My (limited) understanding of the VFS code is that functions at
the notify_change() level expect that its callers will have
already sanitized the input -- those callers are largely the
system call routines. That's why I chose to address this in NFSD.

Maybe inode_newsize_ok() needs to check for negative size values?


--
Chuck Lever
Dave Chinner Feb. 9, 2022, 9:55 p.m. UTC | #3
On Fri, Jan 28, 2022 at 01:48:48AM +0000, Chuck Lever III wrote:
> 
> 
> > On Jan 27, 2022, at 7:36 PM, Dave Chinner <david@fromorbit.com> wrote:
> > 
> > On Thu, Jan 27, 2022 at 11:08:31AM -0500, Chuck Lever wrote:
> >> IOW it assumes the caller has already sanity-checked the value.
> > 
> > Every filesystem assumes that the iattr that is passed to ->setattr
> > by notify_change() has been sanity checked and the parameters are
> > within the valid VFS supported ranges, not just XFS. Perhaps this
> > check should be in notify_change, not in the callers?
> 
> My (limited) understanding of the VFS code is that functions at
> the notify_change() level expect that its callers will have
> already sanitized the input -- those callers are largely the
> system call routines. That's why I chose to address this in NFSD.
> 
> Maybe inode_newsize_ok() needs to check for negative size values?

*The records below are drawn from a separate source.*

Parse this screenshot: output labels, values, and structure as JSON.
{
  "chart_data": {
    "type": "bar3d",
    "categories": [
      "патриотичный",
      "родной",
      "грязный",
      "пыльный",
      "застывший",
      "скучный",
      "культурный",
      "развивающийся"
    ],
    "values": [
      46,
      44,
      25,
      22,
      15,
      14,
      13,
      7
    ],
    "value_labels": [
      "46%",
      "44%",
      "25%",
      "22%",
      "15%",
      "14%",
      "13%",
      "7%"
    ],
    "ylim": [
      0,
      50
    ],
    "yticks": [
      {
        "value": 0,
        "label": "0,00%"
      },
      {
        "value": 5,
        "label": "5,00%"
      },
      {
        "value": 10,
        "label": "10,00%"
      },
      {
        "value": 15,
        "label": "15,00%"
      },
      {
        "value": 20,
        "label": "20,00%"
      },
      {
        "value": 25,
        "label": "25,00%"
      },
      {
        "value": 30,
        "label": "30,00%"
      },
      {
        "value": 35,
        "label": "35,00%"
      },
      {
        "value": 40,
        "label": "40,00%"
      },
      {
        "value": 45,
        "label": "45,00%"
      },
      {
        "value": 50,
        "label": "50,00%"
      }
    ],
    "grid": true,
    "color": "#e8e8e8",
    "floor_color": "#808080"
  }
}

Yeah, that would seem reasonable - the size passed to it is a
loff_t, and it's not checked for overflows/negative values. So if it
checked for offset < 0 if would catch this....

Cheers,

Dave.
diff mbox series

Patch

diff --git a/fs/nfsd/nfs4proc.c b/fs/nfsd/nfs4proc.c
index ed1ee25647be..b8ac2b9bce74 100644
--- a/fs/nfsd/nfs4proc.c
+++ b/fs/nfsd/nfs4proc.c
@@ -972,6 +972,9 @@  nfsd4_setattr(struct svc_rqst *rqstp, struct nfsd4_compound_state *cstate,
 	int err;
 
 	if (setattr->sa_iattr.ia_valid & ATTR_SIZE) {
+		if (setattr->sa_iattr.ia_size < 0)
+			return nfserr_fbig;
+
 		status = nfs4_preprocess_stateid_op(rqstp, cstate,
 				&cstate->current_fh, &setattr->sa_stateid,
 				WR_STATE, NULL, NULL);